CHOIX DE LA PIECE
(extrait du dossier. Jean Godel)
“ J’ai découvert cette pièce en 1986. J’ai été surpris (et séduit ! ) par l’écriture dépouillée,
décapante, qui sert parfaitement l’alliage entre burlesque et pensée philosophique qui caractérise le
texte. Depuis lors, l’idée de monter Romulus ne m’a plus quitté.
Par la suite, j’ai constaté que cette pièce n’était que très rarement montée en français à ma
connaissance, alors qu’elle l’est beaucoup plus en allemand. Autre surprise : l’ensemble de
l’oeuvre théâtrale de Dürrenmatt est étonnamment peu jouée en Suisse romande et quasiment
inconnue en France ; alors qu’en Suisse alémanique et en Allemagne les pièces de Dürrenmatt ont
été presque toutes portées à l’écran.
Mais ce que j’aime avant tout, c’est l’audace du propos : Romulus le Grand est une pièce sur le
choix d’un homme, sur sa responsabilité. Responsable, Romulus l’est car il donne une réponse à
une situation dramatique (la fin d’un empire, le déferlements des Barbares). Réponse surprenante
cependant, car allant à l’encontre d’une pensée unique distillée depuis la nuit des temps par ses
pairs (une vision très traditionnelle du pouvoir, de ses objectifs et des moyens de les atteindre.

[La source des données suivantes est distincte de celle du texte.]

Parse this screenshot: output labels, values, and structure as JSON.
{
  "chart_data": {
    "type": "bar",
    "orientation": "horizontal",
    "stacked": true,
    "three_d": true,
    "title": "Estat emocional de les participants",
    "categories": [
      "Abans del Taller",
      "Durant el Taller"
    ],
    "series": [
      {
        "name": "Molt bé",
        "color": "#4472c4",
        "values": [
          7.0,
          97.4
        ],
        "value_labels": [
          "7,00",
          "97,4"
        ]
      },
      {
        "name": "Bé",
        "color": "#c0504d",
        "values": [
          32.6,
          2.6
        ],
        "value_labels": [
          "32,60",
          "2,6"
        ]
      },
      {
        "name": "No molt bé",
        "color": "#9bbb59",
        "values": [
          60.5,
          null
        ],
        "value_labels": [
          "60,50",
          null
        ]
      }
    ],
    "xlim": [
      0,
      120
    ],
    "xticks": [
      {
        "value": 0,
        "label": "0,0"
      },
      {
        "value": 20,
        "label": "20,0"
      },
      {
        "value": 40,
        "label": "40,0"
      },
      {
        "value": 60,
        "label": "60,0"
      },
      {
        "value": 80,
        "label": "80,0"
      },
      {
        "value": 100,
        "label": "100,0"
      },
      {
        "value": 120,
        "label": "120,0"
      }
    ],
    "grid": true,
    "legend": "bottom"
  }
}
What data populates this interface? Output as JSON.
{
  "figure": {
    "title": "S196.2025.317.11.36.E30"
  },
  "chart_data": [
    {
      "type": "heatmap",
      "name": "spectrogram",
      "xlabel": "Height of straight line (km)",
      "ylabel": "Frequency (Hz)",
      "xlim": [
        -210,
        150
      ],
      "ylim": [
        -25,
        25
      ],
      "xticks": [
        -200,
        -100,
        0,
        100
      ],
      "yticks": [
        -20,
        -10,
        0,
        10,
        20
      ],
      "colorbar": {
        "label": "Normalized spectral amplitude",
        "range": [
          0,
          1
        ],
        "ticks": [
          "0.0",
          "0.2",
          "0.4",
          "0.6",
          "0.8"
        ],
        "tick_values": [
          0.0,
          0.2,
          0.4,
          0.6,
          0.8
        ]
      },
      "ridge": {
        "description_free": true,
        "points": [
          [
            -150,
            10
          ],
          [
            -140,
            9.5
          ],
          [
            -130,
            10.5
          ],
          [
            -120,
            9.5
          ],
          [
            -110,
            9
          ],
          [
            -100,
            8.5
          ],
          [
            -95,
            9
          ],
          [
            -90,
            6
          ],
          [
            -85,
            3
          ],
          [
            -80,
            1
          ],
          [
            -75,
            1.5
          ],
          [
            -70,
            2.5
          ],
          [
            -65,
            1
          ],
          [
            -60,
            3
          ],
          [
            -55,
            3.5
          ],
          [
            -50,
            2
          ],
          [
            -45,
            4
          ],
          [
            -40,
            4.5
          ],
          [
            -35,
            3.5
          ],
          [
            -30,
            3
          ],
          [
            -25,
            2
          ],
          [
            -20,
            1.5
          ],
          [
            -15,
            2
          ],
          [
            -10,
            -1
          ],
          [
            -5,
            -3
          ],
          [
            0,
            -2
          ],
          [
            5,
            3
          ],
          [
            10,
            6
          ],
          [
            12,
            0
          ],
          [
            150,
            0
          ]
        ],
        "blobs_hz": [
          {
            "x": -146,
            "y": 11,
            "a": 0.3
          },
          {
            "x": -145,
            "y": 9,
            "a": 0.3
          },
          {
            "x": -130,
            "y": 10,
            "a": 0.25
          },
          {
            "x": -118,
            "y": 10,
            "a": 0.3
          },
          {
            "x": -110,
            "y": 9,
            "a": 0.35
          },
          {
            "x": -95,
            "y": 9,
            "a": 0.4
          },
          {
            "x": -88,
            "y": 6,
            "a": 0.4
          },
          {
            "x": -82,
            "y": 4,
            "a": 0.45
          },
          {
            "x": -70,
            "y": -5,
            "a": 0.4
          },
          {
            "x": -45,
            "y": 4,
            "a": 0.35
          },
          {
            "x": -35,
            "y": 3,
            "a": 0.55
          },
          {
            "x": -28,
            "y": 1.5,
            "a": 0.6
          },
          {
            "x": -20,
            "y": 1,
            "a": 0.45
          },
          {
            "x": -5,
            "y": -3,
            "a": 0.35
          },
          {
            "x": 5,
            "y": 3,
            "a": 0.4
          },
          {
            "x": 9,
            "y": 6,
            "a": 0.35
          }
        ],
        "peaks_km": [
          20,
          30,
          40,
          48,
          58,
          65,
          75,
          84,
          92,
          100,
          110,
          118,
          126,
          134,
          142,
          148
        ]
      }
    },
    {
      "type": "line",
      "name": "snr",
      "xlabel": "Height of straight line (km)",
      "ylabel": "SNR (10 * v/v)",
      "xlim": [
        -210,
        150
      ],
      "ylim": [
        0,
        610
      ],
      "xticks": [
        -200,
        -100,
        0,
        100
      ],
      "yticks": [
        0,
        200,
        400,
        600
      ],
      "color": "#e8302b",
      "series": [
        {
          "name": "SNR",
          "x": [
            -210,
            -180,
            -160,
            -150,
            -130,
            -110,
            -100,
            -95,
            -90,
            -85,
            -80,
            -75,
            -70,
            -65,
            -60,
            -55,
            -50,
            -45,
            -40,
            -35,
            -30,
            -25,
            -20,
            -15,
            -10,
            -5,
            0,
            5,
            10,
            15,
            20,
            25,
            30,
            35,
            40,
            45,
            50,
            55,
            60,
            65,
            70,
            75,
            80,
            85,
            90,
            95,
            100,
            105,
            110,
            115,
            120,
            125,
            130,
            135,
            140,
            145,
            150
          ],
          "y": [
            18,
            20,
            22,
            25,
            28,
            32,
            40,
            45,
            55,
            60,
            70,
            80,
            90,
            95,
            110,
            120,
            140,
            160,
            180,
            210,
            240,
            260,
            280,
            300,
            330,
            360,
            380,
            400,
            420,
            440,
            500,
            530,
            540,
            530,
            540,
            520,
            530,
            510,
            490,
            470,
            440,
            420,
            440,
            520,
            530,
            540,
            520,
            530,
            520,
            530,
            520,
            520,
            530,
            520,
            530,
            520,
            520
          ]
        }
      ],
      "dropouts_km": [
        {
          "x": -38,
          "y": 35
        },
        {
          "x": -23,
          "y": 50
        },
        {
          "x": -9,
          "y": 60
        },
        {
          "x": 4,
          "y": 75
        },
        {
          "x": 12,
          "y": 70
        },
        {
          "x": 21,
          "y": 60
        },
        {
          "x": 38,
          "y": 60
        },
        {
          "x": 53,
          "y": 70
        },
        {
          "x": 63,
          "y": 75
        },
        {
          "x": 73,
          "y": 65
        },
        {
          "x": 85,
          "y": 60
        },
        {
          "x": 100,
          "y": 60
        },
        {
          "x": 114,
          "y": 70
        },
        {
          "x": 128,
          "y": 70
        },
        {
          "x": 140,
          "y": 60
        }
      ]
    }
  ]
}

Réponse surprenante enfin, puisque guidée par l’intelligence d’un homme de coeur. Je vois dans ce
choix courageux, dans cette audace, dans cet engagement sacrificiel (il perdra tout, les siens et le
pouvoir) la trame véritablement forte de Romulus le Grand.
Peu importe de savoir quelles prolongations contemporaines l’on trouvera à ce texte. L’exercice me
paraît stérile. Beaucoup seront séduits par l’écriture acérée de Dürrenmatt. D’autres apprécieront la
furieuse drôlerie de la parabole, drôlerie qui rend encore plus puissantes les paroles du poète. En fin
de compte, c’est bien plutôt notre époque, riche en pensées uniques et en idéologies, qui va à la
rencontre de ce texte prémonitoire écrit au lendemain de la seconde guerre mondiale. ”
RESUME DE LA PIECE
C’est sans doute le comique absolument irrésistible de la farce qui réjouit d’emblée. Imaginez le
dernier empereur de Rome qui, désabusé, néglige la conduite de l’empire, au profit de la conduite
bien plus jubilatoire d’un élevage de poules. L’aviculture comme palliatif à la dictature.
Dürrenmatt s’amuse, il s’en donne à coeur joie.
Mais comme l’écrivain est grand, la farce n’est qu’un prétexte et les mots deviennent profonds, ils
se font inquiets, ils se nourrissent de la folie des années de guerre et de totalitarisme, à l’issue
desquels ils ont été écrits.
Cinquante ans après sa parution, l’avertissement visionnaire de Dürrenmatt déconcerte encore et
toujours, malheureusement. Les pensées uniques de cette fin de siècle l’ignorent avec arrogance.
Les répliques de Romulus n’en sont que plus poignantes. Cependant, grâce à l’entremise décapante
de l’humour, la pièce de Dürrenmatt nous invite à porter un regard d’homme libre sur le monde.